DESCRIPTION: The broad, long-term objective of this proposal is to develop a comprehensive understanding of transcription factor-chromatin interaction kinetics, and to integrate this kinetic information with transcription rates and regulatory processes, in vivo, genome-wide. An understanding of transcription on this level is highly relevant for human health. Precise transcriptional control is essential for normal cell growth and development, and numerous transcriptional defects have been linked to human diseases including cancer. In many cases, however, how a defect in a broadly active transcriptional regulator or co-regulator actually gives rise to disease is unclear especially on a dynamic level. Transcription is an inherently dynamic process. Recent studies have shown that RNA synthesis is stochastic, occurring in infrequent bursts. The degree of transcriptional stochasticity varies across genes suggesting that it is regulated. Remarkably, no method exists with sufficient temporal resolution (seconds to minutes) to measure the dynamics of transcription factors, which regulate RNA synthesis and its stochasticity at specific DNA sites. Aim 1 will expand an innovative experimental and physics-based computational method, crosslinking kinetics, which extracts DNA binding rates for transcription factors at specific loci to each binding site across a genome in vivo. Currently, no method exists for obtaining in vivo binding rates at specific loci on the second time scale. While a locus-specific method with low temporal resolution (many minutes to hours), competition ChIP, has been developed, the analysis methods only estimate relative turnover dynamics of the transcription factor. Aim 2 will develop a novel physics-based method to extract transcription factor-DNA binding rates from competition ChIP data at loci where the transcription factor turnover takes many minutes or more. We will compare the transcription factor-DNA binding rates derived by the two methods at hundreds of sites. This will allow us to further assess the influence of competitive and co-factor binding on the derived parameters and suggest generalized models which account for these effects. The proposed work will develop two methods for determining transcription factor-DNA binding rates on a genomic scale in vivo. This will break a significant methodological bottleneck and enable the study of the dynamics of transcriptional regulation in the cell.

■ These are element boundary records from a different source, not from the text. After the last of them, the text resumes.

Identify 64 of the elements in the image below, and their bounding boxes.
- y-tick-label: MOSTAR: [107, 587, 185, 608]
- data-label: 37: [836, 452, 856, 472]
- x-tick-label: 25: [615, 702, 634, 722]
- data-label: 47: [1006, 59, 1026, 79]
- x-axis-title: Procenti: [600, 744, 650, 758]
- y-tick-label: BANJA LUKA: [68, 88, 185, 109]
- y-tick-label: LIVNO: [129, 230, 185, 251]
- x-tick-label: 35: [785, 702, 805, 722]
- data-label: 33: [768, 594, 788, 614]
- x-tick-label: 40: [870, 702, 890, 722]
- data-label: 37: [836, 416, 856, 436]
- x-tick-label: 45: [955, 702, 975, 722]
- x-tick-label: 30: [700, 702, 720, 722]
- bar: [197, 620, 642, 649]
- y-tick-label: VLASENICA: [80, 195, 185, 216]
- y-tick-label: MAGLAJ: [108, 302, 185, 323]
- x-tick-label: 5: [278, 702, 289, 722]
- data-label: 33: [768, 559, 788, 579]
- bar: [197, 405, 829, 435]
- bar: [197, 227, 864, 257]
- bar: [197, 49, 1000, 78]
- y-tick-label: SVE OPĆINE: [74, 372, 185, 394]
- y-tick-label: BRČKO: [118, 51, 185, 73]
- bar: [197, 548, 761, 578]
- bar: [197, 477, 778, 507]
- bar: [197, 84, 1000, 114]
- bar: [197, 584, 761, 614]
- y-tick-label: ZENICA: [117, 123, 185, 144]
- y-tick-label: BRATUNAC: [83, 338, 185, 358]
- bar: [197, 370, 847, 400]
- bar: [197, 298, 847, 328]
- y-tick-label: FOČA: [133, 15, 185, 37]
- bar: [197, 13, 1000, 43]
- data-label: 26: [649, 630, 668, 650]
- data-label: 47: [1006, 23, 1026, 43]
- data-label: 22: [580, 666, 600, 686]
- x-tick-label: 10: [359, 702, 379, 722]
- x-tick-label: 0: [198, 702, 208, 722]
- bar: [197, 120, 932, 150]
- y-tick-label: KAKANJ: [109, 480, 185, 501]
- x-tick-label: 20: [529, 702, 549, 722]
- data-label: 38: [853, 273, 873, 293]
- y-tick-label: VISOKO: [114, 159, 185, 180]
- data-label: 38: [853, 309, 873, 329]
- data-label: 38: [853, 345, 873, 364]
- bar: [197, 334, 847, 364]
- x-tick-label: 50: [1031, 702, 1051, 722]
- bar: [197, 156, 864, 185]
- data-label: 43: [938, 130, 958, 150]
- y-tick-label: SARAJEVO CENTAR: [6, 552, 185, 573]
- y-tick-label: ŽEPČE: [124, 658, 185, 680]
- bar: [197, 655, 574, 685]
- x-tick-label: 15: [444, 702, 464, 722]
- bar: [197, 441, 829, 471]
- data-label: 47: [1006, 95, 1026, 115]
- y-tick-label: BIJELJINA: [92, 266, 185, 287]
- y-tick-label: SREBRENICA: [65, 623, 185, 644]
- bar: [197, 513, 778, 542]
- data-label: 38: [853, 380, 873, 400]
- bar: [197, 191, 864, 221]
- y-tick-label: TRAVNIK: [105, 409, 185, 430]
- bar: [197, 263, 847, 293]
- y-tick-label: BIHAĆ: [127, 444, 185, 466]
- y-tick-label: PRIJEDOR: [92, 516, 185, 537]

产品说明：广泛的，长期的目标，这一建议是发展一个全面的理解转录因子染色质相互作用的动力学，并整合这一动力学 信息与转录速率和调控过程，在体内，全基因组。在这个水平上理解转录与人类健康高度相关。精确的转录控制对于正常细胞生长和发育是必不可少的，并且许多转录缺陷与包括癌症在内的人类疾病有关。然而，在许多情况下，广泛活跃的转录调节因子或共调节因子中的缺陷如何实际上引起疾病尚不清楚，特别是在动态水平上。转录是一个内在的动态过程。最近的研究表明，RNA合成是随机的，发生在不频繁的爆发。转录随机性的程度因基因而异，表明它是受调控的。值得注意的是，没有方法存在足够的时间分辨率（秒到分钟）来测量转录因子的动态，这些转录因子调节RNA合成及其在特定DNA位点的随机性。目标1将扩展一种创新的实验和物理为基础的计算方法，交联动力学，提取DNA结合率的转录因子在特定位点的每个结合位点在体内的基因组。目前，没有方法存在获得在第二个时间尺度上的特定位点的体内结合率。虽然已经开发了具有低时间分辨率（许多分钟至数小时）的位点特异性方法，竞争ChIP，但分析方法仅估计转录因子的相对周转动力学。目的2将开发一种新的基于物理的方法，从竞争ChIP数据中提取转录因子-DNA结合率，其中转录因子周转需要数分钟或更长时间。我们将在数百个位点上比较这两种方法得出的转录因子-DNA结合率。这将使我们能够进一步评估竞争性和辅助因子结合对导出的参数的影响，并建议考虑这些影响的广义模型。拟议的工作将开发两种方法来确定转录因子-DNA结合率的基因组规模在体内。这将打破一个重要的方法瓶颈，使细胞中的转录调控的动力学研究。